I find that with every being of fiber in my body, I constantly miss you. Your presence warming the frighteningly cold crevasses of my heart. I’ve never initially spoken to you or told you earnestly how I feel, since what seems an entirety. But how could I when you’re so far away. I long to hold your hand once more, hear the lightness in your heavy voice. There was always a way that you made everything feel so easy, no matter how much baggage you’d actually hide. I’ve never told you how much I adored you, not in the depths that I long to now. I was too young. My mind was ever expanding but it never constituted the thought of losing you, yet now you’re gone and nothing has been the same since. The family, they don’t love. Not in the initial depth you used to root down into our bones. There are many cracks, seeping so far they cannot be repaired and you are no longer here to hold them together. They argue, a lot. They argue and everything is heavy. The air in which they carry themselves, the words that go unspoken are suffocating. Tightening the grip around each neck, and one day I firmly believe they may all loose breath. We just aren’t in sync anymore.

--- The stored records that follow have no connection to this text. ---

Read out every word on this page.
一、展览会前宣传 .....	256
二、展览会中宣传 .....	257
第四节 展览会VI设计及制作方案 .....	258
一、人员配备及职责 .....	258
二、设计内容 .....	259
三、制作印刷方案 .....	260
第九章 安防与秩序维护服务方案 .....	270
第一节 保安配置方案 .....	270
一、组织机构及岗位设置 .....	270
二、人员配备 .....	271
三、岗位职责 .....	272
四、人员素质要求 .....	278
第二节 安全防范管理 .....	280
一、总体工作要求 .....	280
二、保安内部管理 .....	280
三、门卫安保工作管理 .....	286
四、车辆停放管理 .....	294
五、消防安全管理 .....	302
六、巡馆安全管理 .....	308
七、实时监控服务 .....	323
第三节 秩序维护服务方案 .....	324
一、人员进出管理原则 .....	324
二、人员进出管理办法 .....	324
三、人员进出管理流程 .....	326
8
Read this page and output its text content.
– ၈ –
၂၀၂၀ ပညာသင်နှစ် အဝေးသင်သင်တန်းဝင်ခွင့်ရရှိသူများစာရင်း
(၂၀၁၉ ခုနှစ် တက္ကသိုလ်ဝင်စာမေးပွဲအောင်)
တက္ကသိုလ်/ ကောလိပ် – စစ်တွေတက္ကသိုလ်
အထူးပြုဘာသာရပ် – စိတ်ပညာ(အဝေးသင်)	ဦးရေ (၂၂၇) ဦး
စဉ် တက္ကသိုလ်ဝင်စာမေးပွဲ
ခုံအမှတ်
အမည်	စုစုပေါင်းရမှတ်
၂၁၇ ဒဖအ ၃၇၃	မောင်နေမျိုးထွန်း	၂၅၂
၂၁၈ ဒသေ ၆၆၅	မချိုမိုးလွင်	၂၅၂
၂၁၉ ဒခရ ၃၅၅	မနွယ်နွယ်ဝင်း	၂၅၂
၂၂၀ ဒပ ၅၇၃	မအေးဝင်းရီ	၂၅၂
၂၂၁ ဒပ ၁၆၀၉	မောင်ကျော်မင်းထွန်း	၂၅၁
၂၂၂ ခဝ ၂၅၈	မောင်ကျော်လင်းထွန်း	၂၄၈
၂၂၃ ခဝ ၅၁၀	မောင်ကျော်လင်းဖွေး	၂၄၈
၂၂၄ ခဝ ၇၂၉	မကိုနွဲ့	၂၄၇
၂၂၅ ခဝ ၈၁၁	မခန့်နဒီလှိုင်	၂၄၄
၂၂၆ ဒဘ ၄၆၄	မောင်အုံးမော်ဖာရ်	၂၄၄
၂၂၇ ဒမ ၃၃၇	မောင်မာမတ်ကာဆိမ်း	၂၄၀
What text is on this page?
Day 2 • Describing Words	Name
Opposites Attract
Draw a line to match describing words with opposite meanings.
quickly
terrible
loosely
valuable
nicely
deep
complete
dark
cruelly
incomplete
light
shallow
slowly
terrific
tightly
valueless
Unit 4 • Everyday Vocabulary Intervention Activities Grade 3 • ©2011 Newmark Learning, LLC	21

My mindset has varied. At first, I would believe that there was nothing I could not be and somehow all of my dreams were within cosmic relief. I believed vividly and wholeheartedly because that is what you had taught me. Now I harbor these dreams in a ceramic jar that I only open at night. Only on those nights in which I need my dreams to feed the flower withering away inside me. Withering away with the hope of a tomorrow better than today. I wish I still had your ever constant sunshine, radiating throughout my body. A photosynthesis that science tries to define but slowly realizes they never can. A heat so warm I would make myself chilly just so I could bathe in its glory once more. It’s empty now. And I find myself in constant activity in order to never feel that cold, as not to remind me of a heat that no longer prevails.
These days are ever longer and I’ve grown so much older. You’d be so proud of your little pea, yet. And though it is unnerving and your absence keeps me hurting, I’ll be your shooting star like you’d said. I’ll try best not to grow weary and harness your homey feeling, till I see you once more at the end. When the days are unbearing and I want to stop feeling, I’ll remember you said I can’t. But it goes without saying in every song that I’m singing, I miss you, my dear Great Aunt.